2. Optimization of agroforestry systems,: 

  • Soil conservation practices (e.g. live fences, terraces and breakwater small natural constructions). Live fences use plant species to divide plots, provide shade and protect againts erosion.
  • introducing forest and fruit species into coffee plantations (shade-grown).

Measures helped to improve and maintain the resilience and integrity of the natural forest.

Classifications

Category
Collection of baseline and monitoring data and knowledge
Communication, outreach and awareness building
Education, training and other capacity development activities
Evaluation, effectiveness measures and learning
Sustainable livelihoods
Scale of implementation
Local
Phase of solution
Implementation
Monitoring
Documentation and dissemination of results

Enabling factors

  • Ejido assemblies, which are important (decision-making) entities of the communities of Chiapas, are key for the implementation, and long-term monitoring and evaluation of EbA measures for climate change adaptation.

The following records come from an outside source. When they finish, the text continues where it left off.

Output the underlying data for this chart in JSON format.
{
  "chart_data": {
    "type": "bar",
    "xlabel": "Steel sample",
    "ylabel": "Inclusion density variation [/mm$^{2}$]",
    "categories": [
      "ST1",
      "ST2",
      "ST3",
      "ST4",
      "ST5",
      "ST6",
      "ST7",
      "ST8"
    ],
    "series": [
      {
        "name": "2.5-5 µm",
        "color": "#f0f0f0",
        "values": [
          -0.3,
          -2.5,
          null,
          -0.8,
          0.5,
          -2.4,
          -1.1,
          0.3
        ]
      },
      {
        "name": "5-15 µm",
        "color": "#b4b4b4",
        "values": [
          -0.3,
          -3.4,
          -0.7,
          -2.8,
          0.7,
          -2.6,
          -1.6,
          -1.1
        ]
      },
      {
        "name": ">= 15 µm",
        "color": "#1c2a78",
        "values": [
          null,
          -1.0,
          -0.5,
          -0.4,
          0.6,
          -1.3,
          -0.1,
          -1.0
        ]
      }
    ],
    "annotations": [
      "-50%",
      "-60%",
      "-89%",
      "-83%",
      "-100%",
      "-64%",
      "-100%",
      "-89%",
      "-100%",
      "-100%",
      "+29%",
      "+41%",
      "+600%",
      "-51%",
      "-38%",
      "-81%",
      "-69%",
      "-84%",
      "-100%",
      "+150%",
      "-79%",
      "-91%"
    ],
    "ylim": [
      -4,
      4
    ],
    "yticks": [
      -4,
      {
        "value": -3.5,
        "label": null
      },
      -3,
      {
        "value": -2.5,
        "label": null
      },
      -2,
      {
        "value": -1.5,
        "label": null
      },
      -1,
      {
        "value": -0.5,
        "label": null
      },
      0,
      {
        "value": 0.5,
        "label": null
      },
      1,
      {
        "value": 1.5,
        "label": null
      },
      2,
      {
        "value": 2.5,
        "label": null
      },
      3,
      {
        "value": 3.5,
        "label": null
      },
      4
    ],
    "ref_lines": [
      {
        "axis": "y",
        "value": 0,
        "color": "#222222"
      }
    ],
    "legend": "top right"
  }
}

The Ejido is a land tenure structure in Chiapas, Mexico.
  • The existance of the Payment for Environmental Services scheme which has been operating in Chiapas since 2012, was key to support actions and enable funds for the sustainable management of mountain mesophilic forest and agroforestry systems (~4000 ha).

Lessons learned

The main goal of the solution was to improve the resilience of communities and ecosystems towards climate-related impacts. This was achieved by implementing EbA measures in combination with synergizing measures of community-based adaptation, certain CO2 mitigation strategies (such as Payment of Ecosystem Services for the protection of the forest), and the integrated water management of the Cahoacán river basin (were communities are located).

 

One important lesson is that EbA measures cannot be isolated, but need to be taken at a basin or microbasin scale to impact on water related ecosystem services.